The Stevenson Screen is the World Meteorological Organisation's standard screen for housing temperature recordings for meteorological purposes. It consists of a white painted wooden box with a double roof and doubly louvered sides supported on a stand approximately 120cm above the ground. One of the louvered sides is hinged to give access to the box. The thermometers are mounted on vertical wooden supports in the middle of the screen. The dimensions of the box are 45cm long, 28cm wide and 38cm high. The Stevenson Screen was designed by the civil engineer Thomas Stevenson (father of the author Robert Louis Stevenson) in the 19th century.
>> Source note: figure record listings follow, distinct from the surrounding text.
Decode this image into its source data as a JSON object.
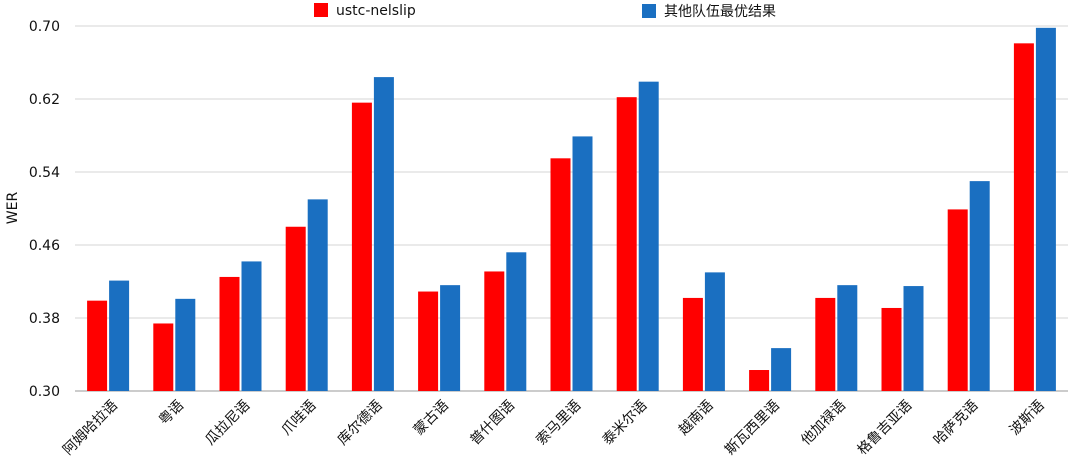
{
  "chart_data": {
    "type": "bar",
    "title": "",
    "xlabel": "",
    "ylabel": "WER",
    "ylim": [
      0.3,
      0.7
    ],
    "yticks": [
      "0.30",
      "0.38",
      "0.46",
      "0.54",
      "0.62",
      "0.70"
    ],
    "grid": true,
    "legend_position": "top",
    "categories": [
      "阿姆哈拉语",
      "粤语",
      "瓜拉尼语",
      "爪哇语",
      "库尔德语",
      "蒙古语",
      "普什图语",
      "索马里语",
      "泰米尔语",
      "越南语",
      "斯瓦西里语",
      "他加禄语",
      "格鲁吉亚语",
      "哈萨克语",
      "波斯语"
    ],
    "series": [
      {
        "name": "ustc-nelslip",
        "color": "#ff0000",
        "values": [
          0.399,
          0.374,
          0.425,
          0.48,
          0.616,
          0.409,
          0.431,
          0.555,
          0.622,
          0.402,
          0.323,
          0.402,
          0.391,
          0.499,
          0.681
        ]
      },
      {
        "name": "其他队伍最优结果",
        "color": "#1a6fc1",
        "values": [
          0.421,
          0.401,
          0.442,
          0.51,
          0.644,
          0.416,
          0.452,
          0.579,
          0.639,
          0.43,
          0.347,
          0.416,
          0.415,
          0.53,
          0.698
        ]
      }
    ]
  }
}
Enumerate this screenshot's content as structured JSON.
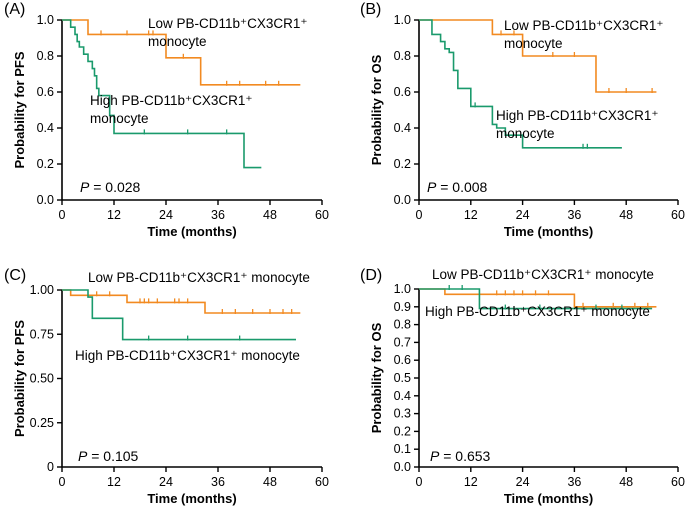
{
  "colors": {
    "low": "#f28a21",
    "high": "#1a9a6c",
    "axis": "#000000"
  },
  "chart_data": [
    {
      "type": "line",
      "panel_label": "(A)",
      "xlabel": "Time (months)",
      "ylabel": "Probability for PFS",
      "xlim": [
        0,
        60
      ],
      "ylim": [
        0,
        1.0
      ],
      "xticks": [
        0,
        12,
        24,
        36,
        48,
        60
      ],
      "yticks": [
        0.0,
        0.2,
        0.4,
        0.6,
        0.8,
        1.0
      ],
      "ytick_labels": [
        "0.0",
        "0.2",
        "0.4",
        "0.6",
        "0.8",
        "1.0"
      ],
      "p_value": "= 0.028",
      "series": [
        {
          "name": "Low PB-CD11b⁺CX3CR1⁺ monocyte",
          "key": "low",
          "legend_lines": [
            "Low PB-CD11b⁺CX3CR1⁺",
            "monocyte"
          ],
          "steps": [
            [
              0,
              1.0
            ],
            [
              6,
              0.92
            ],
            [
              24,
              0.79
            ],
            [
              32,
              0.64
            ],
            [
              55,
              0.64
            ]
          ],
          "censored": [
            [
              9,
              0.92
            ],
            [
              15,
              0.92
            ],
            [
              20,
              0.92
            ],
            [
              21,
              0.92
            ],
            [
              28,
              0.79
            ],
            [
              38,
              0.64
            ],
            [
              41,
              0.64
            ],
            [
              47,
              0.64
            ],
            [
              50,
              0.64
            ]
          ]
        },
        {
          "name": "High PB-CD11b⁺CX3CR1⁺ monocyte",
          "key": "high",
          "legend_lines": [
            "High PB-CD11b⁺CX3CR1⁺",
            "monocyte"
          ],
          "steps": [
            [
              0,
              1.0
            ],
            [
              2,
              0.96
            ],
            [
              3,
              0.92
            ],
            [
              3.5,
              0.88
            ],
            [
              4,
              0.85
            ],
            [
              5,
              0.81
            ],
            [
              6,
              0.77
            ],
            [
              7,
              0.73
            ],
            [
              7.5,
              0.69
            ],
            [
              8,
              0.62
            ],
            [
              8.5,
              0.58
            ],
            [
              11,
              0.47
            ],
            [
              12,
              0.37
            ],
            [
              42,
              0.18
            ],
            [
              46,
              0.18
            ]
          ],
          "censored": [
            [
              19,
              0.37
            ],
            [
              29,
              0.37
            ],
            [
              38,
              0.37
            ]
          ]
        }
      ]
    },
    {
      "type": "line",
      "panel_label": "(B)",
      "xlabel": "Time (months)",
      "ylabel": "Probability for OS",
      "xlim": [
        0,
        60
      ],
      "ylim": [
        0,
        1.0
      ],
      "xticks": [
        0,
        12,
        24,
        36,
        48,
        60
      ],
      "yticks": [
        0.0,
        0.2,
        0.4,
        0.6,
        0.8,
        1.0
      ],
      "ytick_labels": [
        "0.0",
        "0.2",
        "0.4",
        "0.6",
        "0.8",
        "1.0"
      ],
      "p_value": "= 0.008",
      "series": [
        {
          "name": "Low PB-CD11b⁺CX3CR1⁺ monocyte",
          "key": "low",
          "legend_lines": [
            "Low PB-CD11b⁺CX3CR1⁺",
            "monocyte"
          ],
          "steps": [
            [
              0,
              1.0
            ],
            [
              17,
              0.92
            ],
            [
              24,
              0.8
            ],
            [
              41,
              0.6
            ],
            [
              55,
              0.6
            ]
          ],
          "censored": [
            [
              19,
              0.92
            ],
            [
              22,
              0.92
            ],
            [
              31,
              0.8
            ],
            [
              36,
              0.8
            ],
            [
              44,
              0.6
            ],
            [
              48,
              0.6
            ],
            [
              54,
              0.6
            ]
          ]
        },
        {
          "name": "High PB-CD11b⁺CX3CR1⁺ monocyte",
          "key": "high",
          "legend_lines": [
            "High PB-CD11b⁺CX3CR1⁺",
            "monocyte"
          ],
          "steps": [
            [
              0,
              1.0
            ],
            [
              3,
              0.92
            ],
            [
              5,
              0.88
            ],
            [
              6,
              0.84
            ],
            [
              7,
              0.82
            ],
            [
              8,
              0.72
            ],
            [
              9,
              0.62
            ],
            [
              12,
              0.52
            ],
            [
              17,
              0.42
            ],
            [
              18,
              0.4
            ],
            [
              20,
              0.36
            ],
            [
              24,
              0.29
            ],
            [
              47,
              0.29
            ]
          ],
          "censored": [
            [
              13,
              0.52
            ],
            [
              38,
              0.29
            ],
            [
              39,
              0.29
            ]
          ]
        }
      ]
    },
    {
      "type": "line",
      "panel_label": "(C)",
      "xlabel": "Time (months)",
      "ylabel": "Probability for  PFS",
      "xlim": [
        0,
        60
      ],
      "ylim": [
        0,
        1.0
      ],
      "xticks": [
        0,
        12,
        24,
        36,
        48,
        60
      ],
      "yticks": [
        0.0,
        0.25,
        0.5,
        0.75,
        1.0
      ],
      "ytick_labels": [
        "0",
        "0.25",
        "0.50",
        "0.75",
        "1.00"
      ],
      "p_value": "= 0.105",
      "series": [
        {
          "name": "Low PB-CD11b⁺CX3CR1⁺ monocyte",
          "key": "low",
          "legend_lines": [
            "Low PB-CD11b⁺CX3CR1⁺ monocyte"
          ],
          "steps": [
            [
              0,
              1.0
            ],
            [
              2,
              0.97
            ],
            [
              15,
              0.93
            ],
            [
              33,
              0.87
            ],
            [
              55,
              0.87
            ]
          ],
          "censored": [
            [
              8,
              0.97
            ],
            [
              11,
              0.97
            ],
            [
              18,
              0.93
            ],
            [
              19,
              0.93
            ],
            [
              20,
              0.93
            ],
            [
              22,
              0.93
            ],
            [
              26,
              0.93
            ],
            [
              27,
              0.93
            ],
            [
              29,
              0.93
            ],
            [
              37,
              0.87
            ],
            [
              40,
              0.87
            ],
            [
              44,
              0.87
            ],
            [
              48,
              0.87
            ],
            [
              51,
              0.87
            ],
            [
              53,
              0.87
            ]
          ]
        },
        {
          "name": "High PB-CD11b⁺CX3CR1⁺ monocyte",
          "key": "high",
          "legend_lines": [
            "High PB-CD11b⁺CX3CR1⁺ monocyte"
          ],
          "steps": [
            [
              0,
              1.0
            ],
            [
              6,
              0.96
            ],
            [
              7,
              0.84
            ],
            [
              14,
              0.72
            ],
            [
              54,
              0.72
            ]
          ],
          "censored": [
            [
              20,
              0.72
            ],
            [
              29,
              0.72
            ],
            [
              41,
              0.72
            ]
          ]
        }
      ]
    },
    {
      "type": "line",
      "panel_label": "(D)",
      "xlabel": "Time (months)",
      "ylabel": "Probability for OS",
      "xlim": [
        0,
        60
      ],
      "ylim": [
        0,
        1.0
      ],
      "xticks": [
        0,
        12,
        24,
        36,
        48,
        60
      ],
      "yticks": [
        0.0,
        0.1,
        0.2,
        0.3,
        0.4,
        0.5,
        0.6,
        0.7,
        0.8,
        0.9,
        1.0
      ],
      "ytick_labels": [
        "0.0",
        "0.1",
        "0.2",
        "0.3",
        "0.4",
        "0.5",
        "0.6",
        "0.7",
        "0.8",
        "0.9",
        "1.0"
      ],
      "p_value": "= 0.653",
      "series": [
        {
          "name": "Low PB-CD11b⁺CX3CR1⁺ monocyte",
          "key": "low",
          "legend_lines": [
            "Low PB-CD11b⁺CX3CR1⁺ monocyte"
          ],
          "steps": [
            [
              0,
              1.0
            ],
            [
              6,
              0.97
            ],
            [
              36,
              0.9
            ],
            [
              55,
              0.9
            ]
          ],
          "censored": [
            [
              18,
              0.97
            ],
            [
              20,
              0.97
            ],
            [
              22,
              0.97
            ],
            [
              24,
              0.97
            ],
            [
              27,
              0.97
            ],
            [
              30,
              0.97
            ],
            [
              38,
              0.9
            ],
            [
              45,
              0.9
            ],
            [
              50,
              0.9
            ],
            [
              53,
              0.9
            ]
          ]
        },
        {
          "name": "High PB-CD11b⁺CX3CR1⁺ monocyte",
          "key": "high",
          "legend_lines": [
            "High PB-CD11b⁺CX3CR1⁺ monocyte"
          ],
          "steps": [
            [
              0,
              1.0
            ],
            [
              14,
              0.89
            ],
            [
              54,
              0.89
            ]
          ],
          "censored": [
            [
              7,
              1.0
            ],
            [
              10,
              1.0
            ],
            [
              20,
              0.89
            ],
            [
              28,
              0.89
            ],
            [
              41,
              0.89
            ],
            [
              47,
              0.89
            ]
          ]
        }
      ]
    }
  ]
}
There have been only very slight changes between the screen he invented and those in use today.

The Glaisher Stand is a wooden structure with an apex roof, which is mounted on a stand. The significant difference between the Glaisher Stand and the Stevenson Screen is that it is open to sun light reflection. A disadvantage with the Glaisher Stand is that it needed to be manually rotated to prevent direct sunlight hitting the thermometer.

Mildura is located on the Murray River in a mostly flat region of NW Victoria, and the official Mildura Post Office weather station opened in January 1889. Deniliquin is located several hundred km to the ESE of Mildura in a mostly flat region of southern New South Wales. The official Deniliquin Post Office weather station opened in January 1858. Both towns are distant from the ocean and are usually affected in similar ways by most broadscale weather systems.

Maximum temperature data from weather stations located at Mildura and Deniliquin Post Offices are available from 1889 to 1949. A regression analysis was performed on those data to yield Mildura's monthly extreme maximum temperature as a function of Deniliquin maximum, sine (month), cosine (month), sine (month)*Deniliquin maximum, and cosine (month)*Deniliquin maximum.

The regression relationship was then utilised to estimate Mildura's monthly extreme maximum from that at Deniliquin. It emerged that, during the hot season (November to March) there were four distinct error distribution clusters: from 1889/90 to 1896/97, the average error was –0.82°C; from 1897/98 to 1901/02, the average error was +0.22°C; from 1902/03 to 1905/06, the average error was 2.33°C; and, from 1908/09 to 1949, the average error was –0.13°C.

Making the assumption that there was appropriate siting and exposure of the instrumentation at both weather stations during the latter period leads one to suggest a bias in the Mildura monthly extreme maxima during the period from 1902/03 to 1905/06 of +2.46°C (2.33°C + 0.13°C).

Consequently, it is concluded that, whilst it is often stated that Victoria's highest temperature on record is 123.5°F (50.8°C), recorded at Mildura on Saturday 6th January 1906, the maximum temperature at Mildura on that day was more likely to have been closer to 48.3°C than to 50.8°C.

Reference: Bureau of Meteorology, 1993, Differences in temperature recording between the Glaisher Stand and the Stevenson Screen – A project undertaken for the Bureau of Meteorology Research Centre by Department of Mathematics, Swinburne University of Technology, October 1993.